If he can lament the awfulness of exclusions, I can, too. So I just want to think a bit about the contributors to our earliest senses of literacy and literary beauty. Who would be on my list? Who’s as bad an omission as Proust? (My husband reveres Proust, so I consider him the Highest of the High, lest I be cast out of the house.) Well, I want to think about those who I feel have been overlooked in the area of kids’ lit, and maybe you want to think about it, too.

Joan Aiken: creator of an alternate historical timelines in the Wolves chronicles, but also, quite simply, a creator of characters at least as fine as any in Dickens.

Diana Wynne Jones: for versatility of voice and style from mischievous humour to philosophical gravity, from the fairy tale to the cosmic significance.

Eleanor Farjeon: unmatchable in her ability to convince me that there must be a historical source or basis– wait, that’s really original?
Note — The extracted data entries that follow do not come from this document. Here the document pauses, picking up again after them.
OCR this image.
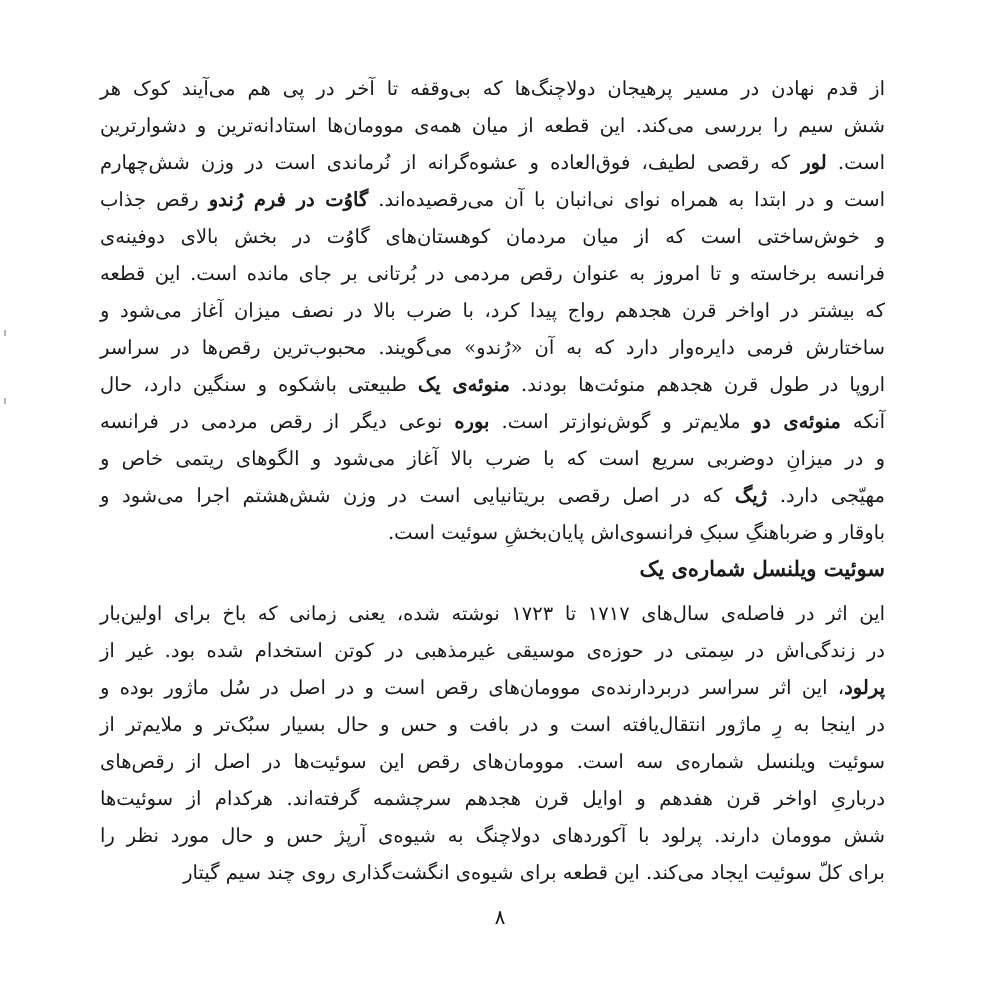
از قدم نهادن در مسیر پرهیجان دولاچنگ‌ها که بی‌وقفه تا آخر در پی هم می‌آیند کوک هر
شش سیم را بررسی می‌کند. این قطعه از میان همه‌ی موومان‌ها استادانه‌ترین و دشوارترین
است. لور که رقصی لطیف، فوق‌العاده و عشوه‌گرانه از نُرماندی است در وزن شش‌چهارم
است و در ابتدا به همراه نوای نی‌انبان با آن می‌رقصیده‌اند. گاوُت در فرم رُندو رقص جذاب
و خوش‌ساختی است که از میان مردمان کوهستان‌های گاوُت در بخش بالای دوفینه‌ی
فرانسه برخاسته و تا امروز به عنوان رقص مردمی در بُرتانی بر جای مانده است. این قطعه
که بیشتر در اواخر قرن هجدهم رواج پیدا کرد، با ضرب بالا در نصف میزان آغاز می‌شود و
ساختارش فرمی دایره‌وار دارد که به آن «رُندو» می‌گویند. محبوب‌ترین رقص‌ها در سراسر
اروپا در طول قرن هجدهم منوئت‌ها بودند. منوئه‌ی یک طبیعتی باشکوه و سنگین دارد، حال
آنکه منوئه‌ی دو ملایم‌تر و گوش‌نوازتر است. بوره نوعی دیگر از رقص مردمی در فرانسه
و در میزانِ دوضربی سریع است که با ضرب بالا آغاز می‌شود و الگوهای ریتمی خاص و
مهیّجی دارد. ژیگ که در اصل رقصی بریتانیایی است در وزن شش‌هشتم اجرا می‌شود و
باوقار و ضرباهنگِ سبکِ فرانسوی‌اش پایان‌بخشِ سوئیت است.
سوئیت ویلنسل شماره‌ی یک
این اثر در فاصله‌ی سال‌های ۱۷۱۷ تا ۱۷۲۳ نوشته شده، یعنی زمانی که باخ برای اولین‌بار
در زندگی‌اش در سِمتی در حوزه‌ی موسیقی غیرمذهبی در کوتن استخدام شده بود. غیر از
پرلود، این اثر سراسر دربردارنده‌ی موومان‌های رقص است و در اصل در سُل ماژور بوده و
در اینجا به رِ ماژور انتقال‌یافته است و در بافت و حس و حال بسیار سبُک‌تر و ملایم‌تر از
سوئیت ویلنسل شماره‌ی سه است. موومان‌های رقص این سوئیت‌ها در اصل از رقص‌های
درباریِ اواخر قرن هفدهم و اوایل قرن هجدهم سرچشمه گرفته‌اند. هرکدام از سوئیت‌ها
شش موومان دارند. پرلود با آکوردهای دولاچنگ به شیوه‌ی آرپژ حس و حال مورد نظر را
برای کلّ سوئیت ایجاد می‌کند. این قطعه برای شیوه‌ی انگشت‌گذاری روی چند سیم گیتار
۸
Unbelievably, it always is.

Ezra Jack Keats: for the honesty and truth with which he represented what and who were always there, exploding our ideas of what we thought was reality, with gentle kindness.

Maurice Sendak: has anyone matched his ability to speak to children on their own level, without ceding ground to interfering adults?

Margaret Wise Brown: like Julian of Norwich, she is often read today as almost kindly and banal, but, like Julian, there is a depth and nuance there– one which every child feels when read to at night, even if we forget the subtleties as we age.

Arnold Lobel: the raw, deep truths of love and friendship have never been better represented, for child or adult, than in the stories of Frog and Toad.

What if we were in an alternate reality where I was casting the deciding vote for the Nobel Prize in Literature, and I were to award the prize to someone in children’s literature in 2020– a sort of “lifetime achievement award”? Who would it be, what would be my reason?

The award, I think, would go to:

Eric Carle, “for his clarity, gentle truths, and directness in writing to the youngest of us, and his kindness in mentoring all those following him.”

With that, I’ll leave you with these links: the Eric Carle Museum of Picture Book Art is cautiously open (with many wise restrictions), and the online shop is also open and ships with speedy regularity– I tested it for you, multiple times, just to be sure.